Хуман был младше всех в Совете и только сотню лет назад получил татуировку воина. Но Лафей ценил его за светлую голову и дотошность. Именно он отвечал за покой и порядок в столице. И делал это хорошо.
— Теперь о Всеотце, — шипящий смешок не сулящий Одину ничего хорошего. — и его просьбе.
Лафей сжал пальцами спинку кресла, так что старый-старый дуб, прочный, почти как гномская сталь, жалобно затрещал, наглядно демонстрируя, что спокойствие царя — лишь маска и ничего более. Лафей опомнился и отпустил дерево. Не хватало из-за такого пса, как Один, сломать дедов трон. Он уже пожалел о своей вспышке, хотя она была ему на руку.
Легче будет убедить воинов, что он сдерживается лишь ради блага Йотунхейма. Общего блага. Заставить их понять, что гордость — ничто, когда речь идет о выживании целой расы. Им придется забыть оскорбление Всеотца, ведь война — это то, что ищет Царь Асгарда от них. Чтобы йотуны напали первыми и обвинить их в резне. А самому остаться в белом. Мразь одноглазая.
Один решил, что все они, как бабочки-однодневки, не помнят, как он ковал свой золотой трон, где награбил все то золото, от которого Асгард сейчас нестерпимо сияет. И кто вел асов в бой с ними рука об руку. И как он в конечном итоге поступил с девчонкой. Собственной кровью, между прочим. Такое не забыть. И не хватит всех льдов и вод Йотунхейма, чтобы утопить тот стыд, который обличает их родство. Родство с таким существом.
— Нас провоцируют. Это понятно?
Лафей обвел взглядом весь свой совет.
— Нам не нужна война с Асгардом. Не теперь. Приоритет — Мидгард и спасение расы. Я ничем не отвечу на оплеуху Всеотца. Это мое слово. Честь задета, но жизнь моих поданных мне важнее.
Говорить коротко, ясно и по-делу. Пышные словеса и хитрые кружева не для них. Не сейчас уж точно. Лафей не будет сулить им войну после, как они возьмут Мидгард и немного окрепнут. Он не станет делить шкуру неубитого пока что ледяного зверя. Но это не значит, что царь не думает о том, как навсегда сбить спесь с асов. Напомнить, где был бы внук и сын разбойников без знаний и наследства своей матери Бестлы. Сейчас это невозможно, потому несущественно. Но Лафей готов ждать. Долго ждать и действовать.
— Мы согласны.
Старый Дамбр, заклинатель льдов, слушающий, но мало говорящий шаман и волхв встал, опираясь на посох, и выразил общие мнение. Он давно не может махать мечом или копьем, не охотится на вепрей. Но время, согнувшее его, не сделало глупым или менее опасным. Мнение старика вынужден уважать и сам Лафей.
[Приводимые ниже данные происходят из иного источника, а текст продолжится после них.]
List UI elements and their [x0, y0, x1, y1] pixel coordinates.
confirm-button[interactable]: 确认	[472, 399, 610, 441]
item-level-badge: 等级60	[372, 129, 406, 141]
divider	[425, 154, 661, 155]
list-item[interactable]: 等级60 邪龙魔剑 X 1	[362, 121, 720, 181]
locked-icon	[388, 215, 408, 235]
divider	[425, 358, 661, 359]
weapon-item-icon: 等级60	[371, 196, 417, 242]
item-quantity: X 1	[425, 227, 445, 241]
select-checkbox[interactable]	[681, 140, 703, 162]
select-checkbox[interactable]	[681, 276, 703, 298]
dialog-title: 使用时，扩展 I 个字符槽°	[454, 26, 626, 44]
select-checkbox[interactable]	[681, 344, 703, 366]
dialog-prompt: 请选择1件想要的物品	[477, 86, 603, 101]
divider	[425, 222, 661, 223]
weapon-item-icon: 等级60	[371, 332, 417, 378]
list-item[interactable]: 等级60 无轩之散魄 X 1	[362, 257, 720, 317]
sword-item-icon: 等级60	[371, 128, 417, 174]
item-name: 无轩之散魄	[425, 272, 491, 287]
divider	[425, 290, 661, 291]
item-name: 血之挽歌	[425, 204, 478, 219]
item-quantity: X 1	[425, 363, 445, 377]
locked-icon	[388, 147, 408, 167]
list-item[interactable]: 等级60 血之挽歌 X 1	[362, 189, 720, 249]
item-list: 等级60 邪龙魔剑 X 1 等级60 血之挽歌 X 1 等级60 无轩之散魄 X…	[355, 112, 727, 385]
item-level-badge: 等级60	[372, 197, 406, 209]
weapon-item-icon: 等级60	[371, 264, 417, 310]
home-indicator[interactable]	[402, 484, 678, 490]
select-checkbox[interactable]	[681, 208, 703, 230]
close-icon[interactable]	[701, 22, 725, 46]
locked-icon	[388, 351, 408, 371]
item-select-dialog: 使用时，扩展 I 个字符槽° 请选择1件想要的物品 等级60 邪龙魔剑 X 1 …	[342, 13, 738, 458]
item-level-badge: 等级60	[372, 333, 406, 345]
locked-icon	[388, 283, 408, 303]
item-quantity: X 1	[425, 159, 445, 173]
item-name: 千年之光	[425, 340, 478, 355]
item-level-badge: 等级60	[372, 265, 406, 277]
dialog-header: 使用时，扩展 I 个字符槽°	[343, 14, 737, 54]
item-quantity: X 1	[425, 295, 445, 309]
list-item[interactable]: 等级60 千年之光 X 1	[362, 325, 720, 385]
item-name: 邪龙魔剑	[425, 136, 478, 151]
— Но что, если асы и отродье Бестлы придут в Мидгард?
Глаза Дамбра выцвели до прозрачности, но силы его взгляд не потерял. Лафей, как всегда, выдержал. На то он и царь. Даже если спрашивает не раз поровший его в отрочестве наставник. Ворчун всегда зрил в корень и задал самый верный вопрос.
— Одину плевать на смертных. Но он не захочет, чтобы мы усилились. Так что нужно быть готовыми к боям с асами, когда придем брать свое.
Поэтому Лафей так придирчив к подготовке. Поэтому на завоевание нового дома йотуны пойдут не только вооружившись ледяной магией, коей владел каждый из них, но и сталью. Эйтри давно служит Асгарду и не продаст им оружие, какую цену бы Лафей не предложил. Он и не пытался купить жадного гнома. Зачем делать то, что враг от тебя ждет? Тем более, что успеха не будет.
Вместо этого Лафей приказал открыть шахты и добывать породу из недр родного мира. Ковать броню, оружие и машины. Все в тайне даже от практически всевидящего Ока Стража Радужного Моста. Это его козырь. Шанс сравняться с асами и победить их. Научить всех йотунов пользоваться непривычным оружием. Ударить бронированным кулаком в стройные ряды армии Асгарда и смять их.
Планы, лишь планы.
И одна ошибка будет стоит всего. Лафей тверд в своем намерении завоевать Мидгард. Он знает, что Один и его асы привыкли бороться с магией льда. И даже силой одного Ларца Зимы не сокрушить Одина. Однако сделать то, чего проклятый подлец не ждет от них, таких примитивных, почти животных. И в конечном счете, убить столько асов, сколько возможно, чтобы Один отступил.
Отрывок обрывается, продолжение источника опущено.